I had been lulled into a vague sense that the differences between the two main parties on education were insubstantial when Michael Howard woke me up. The Conservative leader proposed a return to the "golden age" of A-levels when the proportion of students getting an A grade was restricted, instead of the present system which awards an A to anyone who reaches the required standard. Tim Collins, the party's education spokesman, suggested that between 5 and 10 per cent of grades might be As compared with today's 20 per cent.

Leave aside the political barminess of this notion - can you imagine the voters of middle England waking up one August morning to discover that their offspring who last year would have scored As have this year scraped Bs and Cs, particularly those who have been spending pound;10,000 or so a year on fees to secure the result? The startling feature of Mr Howard's announcement, which also included a promise to restore O-level, is what it reveals about his party's mindset on education. We are to re-establish an educational elite whose ranks will be open to the few. The rich will take A-levels in their castles and the poor will take CSEs in secondary moderns at the gate, apart from the few who, like Mr Howard, escape to Llanelli grammar school. Peter Hitchens, a Mail on Sunday columnist, let the cat out of the bag in a piece about the Tomlinson report's proposals for A-levels.

He accused Tomlinson and other education reformers of dismantling "the gentle English class system".

Contrast this with Labour. If its efforts to bridge the gap between the castle and its gates have sometimes been unconvincing and misguided, it has at least begun to change our Victorian attitudes to achievement. And for that we must give thanks for targets.

Targets for the vast majority of pupils to reach an expected standard at 11 mark a sea change in English education. They take us out of our "gentle English class system", which expected a fixed proportion of pupils to fail, into the world of the Pacific Rim countries where teachers assume that every child will make it.

Sadly, ministers have given targets a bad name. They have said silly things about pupils' social circumstance making no difference and they have fussed too much about whether schools, which have already made good progress, have clocked up the right number of percentage points. They seem to have lost sight of their original vision, which was as much about changing expectations as increasing children's scores in maths and English. Yet I suspect that raising expectations is one of the Government's real successes.

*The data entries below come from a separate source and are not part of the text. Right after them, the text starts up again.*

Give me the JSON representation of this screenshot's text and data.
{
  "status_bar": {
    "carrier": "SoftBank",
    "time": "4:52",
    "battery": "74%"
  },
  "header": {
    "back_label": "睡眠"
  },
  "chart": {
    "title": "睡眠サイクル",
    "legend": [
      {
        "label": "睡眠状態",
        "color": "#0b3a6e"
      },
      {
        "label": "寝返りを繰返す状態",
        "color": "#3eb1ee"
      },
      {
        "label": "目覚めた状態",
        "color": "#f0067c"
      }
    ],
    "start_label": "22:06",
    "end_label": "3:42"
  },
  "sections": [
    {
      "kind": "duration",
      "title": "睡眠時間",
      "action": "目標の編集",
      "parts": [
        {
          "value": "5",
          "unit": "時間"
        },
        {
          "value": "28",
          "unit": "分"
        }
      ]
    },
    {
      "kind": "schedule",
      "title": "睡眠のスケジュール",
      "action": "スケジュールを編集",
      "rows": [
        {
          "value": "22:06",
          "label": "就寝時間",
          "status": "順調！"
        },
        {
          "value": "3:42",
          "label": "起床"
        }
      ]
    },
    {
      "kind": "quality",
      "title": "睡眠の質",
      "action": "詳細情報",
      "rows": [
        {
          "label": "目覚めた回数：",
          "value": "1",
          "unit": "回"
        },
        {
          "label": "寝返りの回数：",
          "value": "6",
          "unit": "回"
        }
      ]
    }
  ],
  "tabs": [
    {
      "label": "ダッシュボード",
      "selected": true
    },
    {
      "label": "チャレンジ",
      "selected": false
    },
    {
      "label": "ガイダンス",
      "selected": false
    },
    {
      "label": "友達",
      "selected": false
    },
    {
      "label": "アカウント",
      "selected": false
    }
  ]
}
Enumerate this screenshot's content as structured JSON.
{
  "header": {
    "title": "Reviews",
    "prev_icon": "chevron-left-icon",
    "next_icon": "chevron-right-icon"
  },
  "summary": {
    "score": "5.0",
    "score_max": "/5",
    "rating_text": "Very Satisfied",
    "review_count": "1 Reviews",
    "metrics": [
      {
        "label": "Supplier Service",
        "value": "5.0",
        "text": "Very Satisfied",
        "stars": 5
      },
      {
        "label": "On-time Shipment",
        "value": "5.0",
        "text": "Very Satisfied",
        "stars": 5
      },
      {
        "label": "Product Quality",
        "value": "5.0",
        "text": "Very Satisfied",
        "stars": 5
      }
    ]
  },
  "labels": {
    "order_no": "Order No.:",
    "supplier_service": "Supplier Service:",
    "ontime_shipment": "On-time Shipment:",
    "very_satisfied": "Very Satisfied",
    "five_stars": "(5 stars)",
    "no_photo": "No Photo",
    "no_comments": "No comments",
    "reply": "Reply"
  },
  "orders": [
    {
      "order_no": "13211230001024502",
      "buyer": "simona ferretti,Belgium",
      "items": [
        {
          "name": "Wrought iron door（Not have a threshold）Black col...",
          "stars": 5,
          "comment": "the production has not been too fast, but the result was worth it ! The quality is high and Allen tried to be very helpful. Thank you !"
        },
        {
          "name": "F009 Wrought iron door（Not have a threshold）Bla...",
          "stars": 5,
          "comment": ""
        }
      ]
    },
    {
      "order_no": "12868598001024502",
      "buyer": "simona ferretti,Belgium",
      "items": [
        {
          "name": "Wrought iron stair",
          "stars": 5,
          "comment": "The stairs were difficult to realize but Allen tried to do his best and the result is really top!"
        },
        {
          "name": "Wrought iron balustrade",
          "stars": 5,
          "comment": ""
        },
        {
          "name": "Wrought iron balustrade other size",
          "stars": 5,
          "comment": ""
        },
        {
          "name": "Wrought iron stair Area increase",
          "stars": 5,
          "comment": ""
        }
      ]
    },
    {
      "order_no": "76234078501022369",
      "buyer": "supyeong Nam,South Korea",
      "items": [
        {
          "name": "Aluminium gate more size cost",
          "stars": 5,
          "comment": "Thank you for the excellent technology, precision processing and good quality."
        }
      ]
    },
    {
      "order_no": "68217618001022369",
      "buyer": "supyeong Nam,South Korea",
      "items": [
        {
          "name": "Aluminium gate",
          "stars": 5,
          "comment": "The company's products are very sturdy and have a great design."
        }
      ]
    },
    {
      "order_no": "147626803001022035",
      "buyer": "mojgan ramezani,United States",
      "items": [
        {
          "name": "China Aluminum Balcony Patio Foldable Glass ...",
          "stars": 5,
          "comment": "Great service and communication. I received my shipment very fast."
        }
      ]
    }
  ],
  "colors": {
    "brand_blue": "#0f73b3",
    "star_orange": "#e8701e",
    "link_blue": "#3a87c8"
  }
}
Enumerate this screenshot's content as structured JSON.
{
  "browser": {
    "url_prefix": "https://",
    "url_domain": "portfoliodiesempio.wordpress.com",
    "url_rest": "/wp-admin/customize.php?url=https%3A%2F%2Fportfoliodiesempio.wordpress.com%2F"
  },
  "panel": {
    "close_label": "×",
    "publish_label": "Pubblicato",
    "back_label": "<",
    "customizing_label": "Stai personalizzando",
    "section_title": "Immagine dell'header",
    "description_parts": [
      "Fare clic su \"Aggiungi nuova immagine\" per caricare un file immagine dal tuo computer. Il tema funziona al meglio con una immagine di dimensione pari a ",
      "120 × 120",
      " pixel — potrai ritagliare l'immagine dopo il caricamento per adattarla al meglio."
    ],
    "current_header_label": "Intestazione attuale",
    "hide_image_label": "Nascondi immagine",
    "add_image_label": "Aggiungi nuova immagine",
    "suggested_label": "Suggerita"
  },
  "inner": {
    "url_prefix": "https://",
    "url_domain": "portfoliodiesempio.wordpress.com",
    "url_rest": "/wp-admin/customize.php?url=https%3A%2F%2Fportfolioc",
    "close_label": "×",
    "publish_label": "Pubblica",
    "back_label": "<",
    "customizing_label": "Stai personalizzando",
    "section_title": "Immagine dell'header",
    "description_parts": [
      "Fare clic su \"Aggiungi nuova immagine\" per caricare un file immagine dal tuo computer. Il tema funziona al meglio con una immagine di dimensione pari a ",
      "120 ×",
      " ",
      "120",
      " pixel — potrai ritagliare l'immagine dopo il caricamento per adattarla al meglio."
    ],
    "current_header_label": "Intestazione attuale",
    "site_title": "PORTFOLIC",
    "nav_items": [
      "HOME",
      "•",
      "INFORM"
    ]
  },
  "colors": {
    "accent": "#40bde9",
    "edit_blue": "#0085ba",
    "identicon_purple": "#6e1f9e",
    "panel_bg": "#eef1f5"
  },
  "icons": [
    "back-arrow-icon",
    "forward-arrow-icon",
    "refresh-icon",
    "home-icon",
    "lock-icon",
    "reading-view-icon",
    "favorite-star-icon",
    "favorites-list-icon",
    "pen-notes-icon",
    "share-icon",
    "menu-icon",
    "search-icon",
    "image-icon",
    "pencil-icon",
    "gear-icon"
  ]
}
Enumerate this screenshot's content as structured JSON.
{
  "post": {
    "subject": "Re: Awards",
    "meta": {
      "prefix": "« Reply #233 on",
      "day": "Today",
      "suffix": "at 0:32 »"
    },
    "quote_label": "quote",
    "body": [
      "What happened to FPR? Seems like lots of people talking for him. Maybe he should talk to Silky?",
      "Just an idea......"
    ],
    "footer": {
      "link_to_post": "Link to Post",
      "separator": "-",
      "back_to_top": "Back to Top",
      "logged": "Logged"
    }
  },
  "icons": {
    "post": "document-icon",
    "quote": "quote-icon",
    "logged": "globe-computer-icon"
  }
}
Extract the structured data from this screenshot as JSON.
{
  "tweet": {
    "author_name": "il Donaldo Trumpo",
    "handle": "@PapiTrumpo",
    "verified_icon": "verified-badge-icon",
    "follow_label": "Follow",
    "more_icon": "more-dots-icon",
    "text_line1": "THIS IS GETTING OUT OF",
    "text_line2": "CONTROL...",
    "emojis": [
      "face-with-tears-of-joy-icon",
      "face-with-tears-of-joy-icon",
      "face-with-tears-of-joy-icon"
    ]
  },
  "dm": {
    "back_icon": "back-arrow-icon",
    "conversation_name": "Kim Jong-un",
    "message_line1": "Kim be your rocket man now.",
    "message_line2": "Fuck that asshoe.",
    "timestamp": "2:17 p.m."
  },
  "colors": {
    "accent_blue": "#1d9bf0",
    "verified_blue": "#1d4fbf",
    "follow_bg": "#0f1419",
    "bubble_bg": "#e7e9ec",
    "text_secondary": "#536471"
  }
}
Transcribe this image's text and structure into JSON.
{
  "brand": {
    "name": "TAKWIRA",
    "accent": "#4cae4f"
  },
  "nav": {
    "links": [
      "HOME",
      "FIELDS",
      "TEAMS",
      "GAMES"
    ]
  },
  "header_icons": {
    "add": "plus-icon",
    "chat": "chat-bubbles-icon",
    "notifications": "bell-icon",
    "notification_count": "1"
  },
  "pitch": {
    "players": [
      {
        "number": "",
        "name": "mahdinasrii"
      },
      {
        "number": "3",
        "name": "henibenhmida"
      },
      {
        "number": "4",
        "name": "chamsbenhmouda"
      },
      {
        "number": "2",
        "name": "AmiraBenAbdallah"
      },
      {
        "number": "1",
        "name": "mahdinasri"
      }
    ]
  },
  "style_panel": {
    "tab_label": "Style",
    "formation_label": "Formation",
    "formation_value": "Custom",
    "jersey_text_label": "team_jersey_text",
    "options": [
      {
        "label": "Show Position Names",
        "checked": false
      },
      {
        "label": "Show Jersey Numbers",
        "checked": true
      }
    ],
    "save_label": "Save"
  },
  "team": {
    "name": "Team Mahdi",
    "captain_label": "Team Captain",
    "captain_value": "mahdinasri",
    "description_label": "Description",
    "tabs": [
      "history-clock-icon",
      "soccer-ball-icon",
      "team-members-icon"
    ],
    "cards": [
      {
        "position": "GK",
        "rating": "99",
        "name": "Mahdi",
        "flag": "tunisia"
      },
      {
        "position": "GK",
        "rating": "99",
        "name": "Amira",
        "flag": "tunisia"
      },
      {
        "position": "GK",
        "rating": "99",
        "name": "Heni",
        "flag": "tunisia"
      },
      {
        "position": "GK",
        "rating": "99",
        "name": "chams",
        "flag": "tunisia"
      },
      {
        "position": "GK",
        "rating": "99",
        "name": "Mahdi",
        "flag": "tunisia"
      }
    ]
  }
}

Labour is starting from the principle that progress is possible. Ministers believe, as most teachers do, that schools can make a difference and that the majority of children should leave school with a qualification that means something. Only 20 per cent, remember, took O-level. The Conservatives simply want to turn back the clock.

A decade ago, I visited a struggling comprehensive on one of those bleak estates which are more depressing than inner cities. The head was trying every school improvement scheme he could muster. When his back was turned, the teachers were unenthusiastic. "You can't do anything with the kids here. It's their backgrounds," they told me.

If teachers who think like this still exist, they would fit very neatly into Mr Howard's defeatist vision of rationed educational success.